How can teachers create a safe and secure, online learning environment?
Today, every teacher across the world will be teaching pupils online rather than in the classroom; the challenge for even the most tech-savvy will be how we can recreate classroom conditions that enable all pupils to thrive…
Good teaching is also good, online teaching
No matter which differentiation strategies you decide to use, to provide quality first teaching online is a challenge for the best of us. Although this should not be used as an excuse to avoid using the technology, we should work hard to understand the safeguarding risks as well as the technology and their security settings. I’ve been thinking about how I would approach this myself if I was faced with 30 pupils for an hour, and how I would approach their range of needs and online behaviours versus my current sphere of work with teachers, operating in the same capacity remotely.
There are some similarities. I would argue that good teaching is good teaching in whatever capacity, yet using online technology to communicate with pupils over a sustained period of time is definitely a new challenge. However, there are many people who have been teaching pupils online for decades. It’s been happening for more than 20 years in moocs within further and higher education. Plus more and more high-school pupils are learning remotely as their careers in sport or drama, for example, take them around the world at school age.
Developing subject knowledge, online
Here are my recommendations for how teachers can approach the new digital epoch to help create a supportive and inclusive classroom environment for all students, regardless of ability and background. Ask yourself the following questions to ensure you are including techniques in your planning to allow all students to access subject knowledge, online:
- How do you support your students to make links and build on previous learning and experiences?
- How do you model and encourage resilience, online? Are errors still seen as a natural part of learning?
- Memory and schematic maps: What online retrieval exercises do you plan to support long-term retention?
- Do you provide thinking and rehearsal time before students speak up in front of the class?
- Do you monitor student understanding and allow for individual explanation? How does this look online?
- What technology are you using to survey the pupils’ opinions and answers?

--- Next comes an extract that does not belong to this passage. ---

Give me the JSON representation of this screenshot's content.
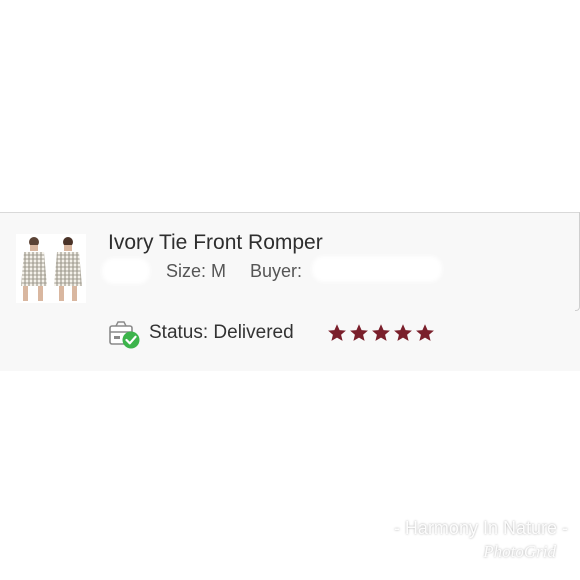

- Do you use visuals and identify keywords for clarity in your lessons? Do you clarify keywords, provide synonyms, and rephrase key content in a variety of ways?
- Do you explicitly teach subject-specific vocabulary? How do you do this via Google Classroom or Microsoft Teams?
- How do you use group work (online) for students to complete purposeful, cognitively demanding tasks?
- Do you create opportunities to engage with EAL students or students with SEND?
- Do you consciously interact with learners who do not speak English in your classroom? How does this scenario work online? If receiving EAL/SEND specialist support, do you plan your teaching tasks collaboratively?
- And if you have a teaching assistant, are they actively engaged in target setting for targeted EAL/SEND students? And is this information shared with you prior to the lesson?
Going with the flow…
Here are my top tips for ‘going with the flow’ whilst teaching online.
- Before you can ‘go with the learning’, you must first be clear about the knowledge and skills you want students to learn and take away from the (online) lesson. In your lesson planning, make sure you shift your focus away from the activities you want students to complete and instead think about what you want students to learn and why.
- Ensure you have a secure overview of the starting points, progress and context of every student you are teaching. This will help you adapt your lesson plans on the spot to meet the specific needs of the students in your class. Try my data CPD exercise and test your knowledge.
- When students are completing an online task, how can you plan to interact with each student privately, working with them closely. Listen, rather than talk. That way, you will be able to spot the students who are progressing and those who may need a helping hand, so you can decide where your lesson needs to go next to maximise learning.
- Assess work ‘live’ in lesson time, with the students to see immediately how your students are progressing and which specific areas they need to improve. You will then know whether you can move on to the next phase of learning or whether there are any particular aspects you need to re-teach.
- Use questioning regularly in your lessons to check whether learning has stuck and if not, adjust your lesson plan accordingly.
Stockpile resources and activities that you can pull out of a hat to help you recap on and reinforce the key learning if you sense that something just hasn’t stuck.
It’s certainly not an easy challenge for teachers, but there will be some teachers who are thriving in this online world. The question is, ‘what are they doing and how can you adopt these techniques so that pupils are not disadvantaged?’